Cockfighter was published by Newsstand Library as a paperback original in 1962 (under the title Cockfighter Journal; later editions restored Willeford’s preferred title). Frank Mansfield is a professional cockfighter — a man who breeds, trains, and fights gamecocks in the illegal matches that were (and in some places still are) a fixture of rural Southern life. Frank has taken a vow of silence: he will not speak until he wins the Cockfighter of the Year medal from the Southern Conference. The vow has cost him his girlfriend, his friends, and any semblance of normal human connection, but Frank’s obsession is absolute.

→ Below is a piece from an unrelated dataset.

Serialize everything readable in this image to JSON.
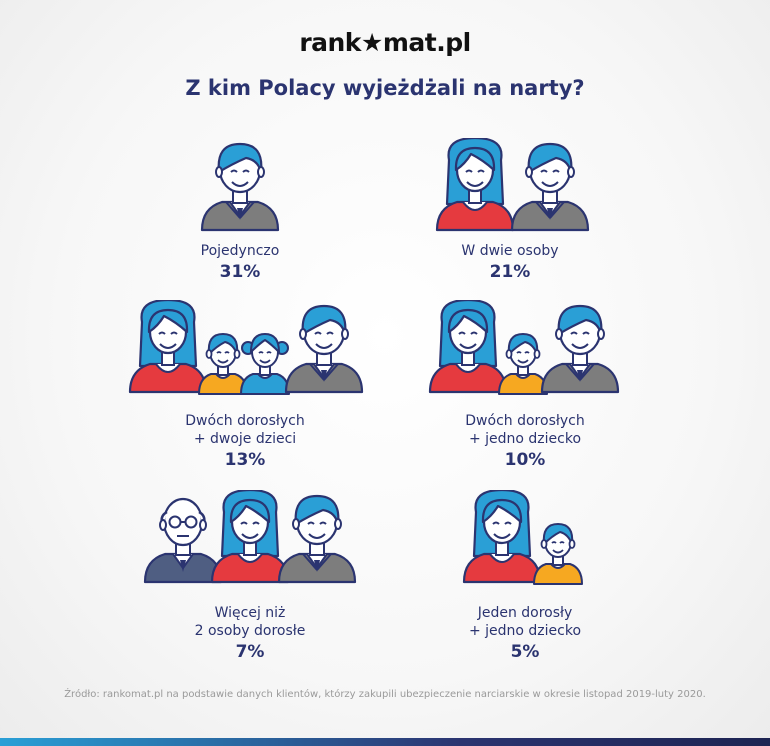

Willeford writes about cockfighting with the same technical precision he brings to all his subjects. The breeding of gamecocks, the conditioning regimen, the tactics of the pit, the betting, the culture of the cockfighting circuit — all are rendered with an authority that comes from research and, by some accounts, personal experience. The novel does not moralize about the cruelty of the sport; it simply describes it, and the reader must make their own judgment.
Frank’s silence makes him an unusual protagonist — his thoughts are conveyed through first-person narration, but his interactions with the world are limited to gesture, written notes, and the eloquence of his birds’ performances. The effect is to isolate him further, turning his obsession into a kind of monasticism — a total dedication to a single purpose that is simultaneously admirable and insane.
Monte Hellman directed a film adaptation in 1974, starring Warren Oates.
Collecting Cockfighter
First edition (Newsstand Library, 1962, as Cockfighter Journal): Paperback original.